Depuis le 17/04 en fait, pas un jour ne vient sans qu’une agence de l’Etat, la Banque centrale, la commission de régulation bancaire (CBRC) ou le Ministère du sol ne rajoutent un plat au menu de cette campagne tous azimuts. En voilà quelques unes, tantôt nationales, tantôt municipales, signe que le volontarisme traditionnel du socialisme chinois fonctionne à plein, Pékin donnant la musique, les villes l’exécutant à leur manière :

– passé l’achat d’un second bien par foyer (incluant tous les membres de la famille), les prêts sont interdits;

– pour le premier ou second bien, le prêt n’est accordé qu’après un an de résidence, et ne couvre que 50% (voire 40%) du prix contre 70% en 2008. L’intérêt sera 1,1 fois le taux de base (contre 0,8 hier).

– en cas d’infraction, la vente est annulée—au détriment des deux parties.

– une taxe des logis vides se prépare.

-les banques doivent hausser de 0,5%leurs réserves, à 14% aux petites, 17% aux grandes. 60MM² seront ainsi épongés du circuit des prêts. C’est la 3e hausse de ces réserves depuis janvier.

– les promoteurs ne pourront plus gonfler leurs prix à la demande, et voient se fermer pour un temps les portes de la banque et de la bourse.

– Mais le plan épargne le logis social : 180.000 ha de terrain lui sont débloqués, 70% du quota de 2010, dont 40% aux apparts de moins de 90m².

Par ces actions, Pékin veut prévenir l’éclatement de la bulle immobilière, prédite par M. Faber d’ici décembre 2010, et décourager la spéculation tout en logeant les petites gens.

De fait, les feux rouges clignotants se multiplient, tels ces +11,7% de hausse de l’immobilier au seul mois de mars, avec des pics de 59,5% à Pékin et 64,5 à Haikou. En 2009, 80% des salaires passaient dans les hypothèques. De même, toujours à Pékin, 80% des candidats-acheteurs doivent ronger leur frein, faute de pouvoir payer les 26.000¥/m² du marché moyen.

Tout ceci explique que l’Etat, encore hier divisé (craignant l’effondrement) ait fini par se jeter à l’eau. Un geste déjà efficace : la dernière mesure du prix du terrain en mars (indicateur de l’avidité des promoteurs) révèle une baisse de 31%. Idem au 1er trimestre, les banques ont prêté 2600MM¥ contre 4580MM un an plus tôt (-40%). Surtout, au WE du 1er mai, les reventes d’apparts d’occasion atteignaient 211 à Pékin contre 1164/jour en avril, en recul de 82%. Signe que le remède de cheval commence à faire effet.

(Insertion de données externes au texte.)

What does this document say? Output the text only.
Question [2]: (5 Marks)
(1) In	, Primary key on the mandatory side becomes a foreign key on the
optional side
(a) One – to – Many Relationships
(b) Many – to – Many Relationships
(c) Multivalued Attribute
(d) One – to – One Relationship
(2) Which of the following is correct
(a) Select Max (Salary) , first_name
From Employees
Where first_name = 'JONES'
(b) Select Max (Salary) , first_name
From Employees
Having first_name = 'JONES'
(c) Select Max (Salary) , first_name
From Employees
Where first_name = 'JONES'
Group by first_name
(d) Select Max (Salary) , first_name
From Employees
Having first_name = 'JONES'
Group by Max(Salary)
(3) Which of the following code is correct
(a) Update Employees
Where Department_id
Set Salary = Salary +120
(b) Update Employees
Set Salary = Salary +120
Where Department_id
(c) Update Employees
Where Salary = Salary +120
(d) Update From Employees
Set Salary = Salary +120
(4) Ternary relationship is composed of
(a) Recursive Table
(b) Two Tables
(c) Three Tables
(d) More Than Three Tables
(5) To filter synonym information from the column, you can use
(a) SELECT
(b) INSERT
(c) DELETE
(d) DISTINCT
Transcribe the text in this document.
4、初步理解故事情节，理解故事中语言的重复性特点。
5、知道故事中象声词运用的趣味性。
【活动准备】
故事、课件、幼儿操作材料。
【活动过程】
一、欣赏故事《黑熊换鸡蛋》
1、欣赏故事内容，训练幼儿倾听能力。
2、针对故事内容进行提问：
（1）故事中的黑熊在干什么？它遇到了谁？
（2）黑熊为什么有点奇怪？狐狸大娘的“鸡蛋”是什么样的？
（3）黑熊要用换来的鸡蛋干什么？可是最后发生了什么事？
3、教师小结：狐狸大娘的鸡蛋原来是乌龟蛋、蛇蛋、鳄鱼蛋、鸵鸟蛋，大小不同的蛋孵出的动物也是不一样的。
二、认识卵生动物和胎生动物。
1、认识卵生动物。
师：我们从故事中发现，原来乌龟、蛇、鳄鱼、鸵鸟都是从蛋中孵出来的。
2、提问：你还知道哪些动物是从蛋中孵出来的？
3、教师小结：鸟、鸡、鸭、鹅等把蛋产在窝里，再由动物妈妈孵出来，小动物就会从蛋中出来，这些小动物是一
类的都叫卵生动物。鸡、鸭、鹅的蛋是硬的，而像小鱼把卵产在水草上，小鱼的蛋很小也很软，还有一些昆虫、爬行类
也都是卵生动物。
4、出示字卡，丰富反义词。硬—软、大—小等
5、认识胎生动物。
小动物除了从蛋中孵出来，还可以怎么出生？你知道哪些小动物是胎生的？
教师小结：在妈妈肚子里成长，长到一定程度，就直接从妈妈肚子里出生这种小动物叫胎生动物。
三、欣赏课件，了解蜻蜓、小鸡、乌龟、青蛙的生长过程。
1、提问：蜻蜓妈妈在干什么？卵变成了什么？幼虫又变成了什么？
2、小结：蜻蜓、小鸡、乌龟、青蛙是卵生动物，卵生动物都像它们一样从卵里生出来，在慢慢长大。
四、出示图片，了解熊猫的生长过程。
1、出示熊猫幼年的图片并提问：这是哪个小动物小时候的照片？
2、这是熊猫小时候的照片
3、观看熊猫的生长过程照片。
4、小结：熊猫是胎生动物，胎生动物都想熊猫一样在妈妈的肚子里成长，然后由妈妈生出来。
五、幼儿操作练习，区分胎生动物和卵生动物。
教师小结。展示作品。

C’est aussi signe d’une capacité de l’ Etat à gouverner sans céder aux pressions internes, en s’en tenant à une ligne: celle de l’économiste Zuo Xialei: « pour éviter les crises pénibles qu’ont connu Japon, Thaïlande ou Dubai, l’immobilier chinois doit être basé sur la propriété individuelle ». Ce nouveau choix dissipe l’impression des dernières années, que provinces et lobbies ont les coudées franches, le profit tenant lieu de stratégie d’Etat.

Si Pékin sort gagnante de ce pari, on verra un tournant historique: celui de la volonté politique prenant le pas sur l’arbitraire. Il fera bon s’en souvenir, les jours plus trop lointains où la Chine sera prête à réévaluer et/ou à rendre son yuan convertible. Pour y parvenir, les obstacles semblent aujourd’hui insurmontables. Mais en cas de succès, elle aura démontré une capacité gestionnaire supérieure à celle du Japon des années ’80, des Etats-Unis de 2009, de l’Europe de 2010…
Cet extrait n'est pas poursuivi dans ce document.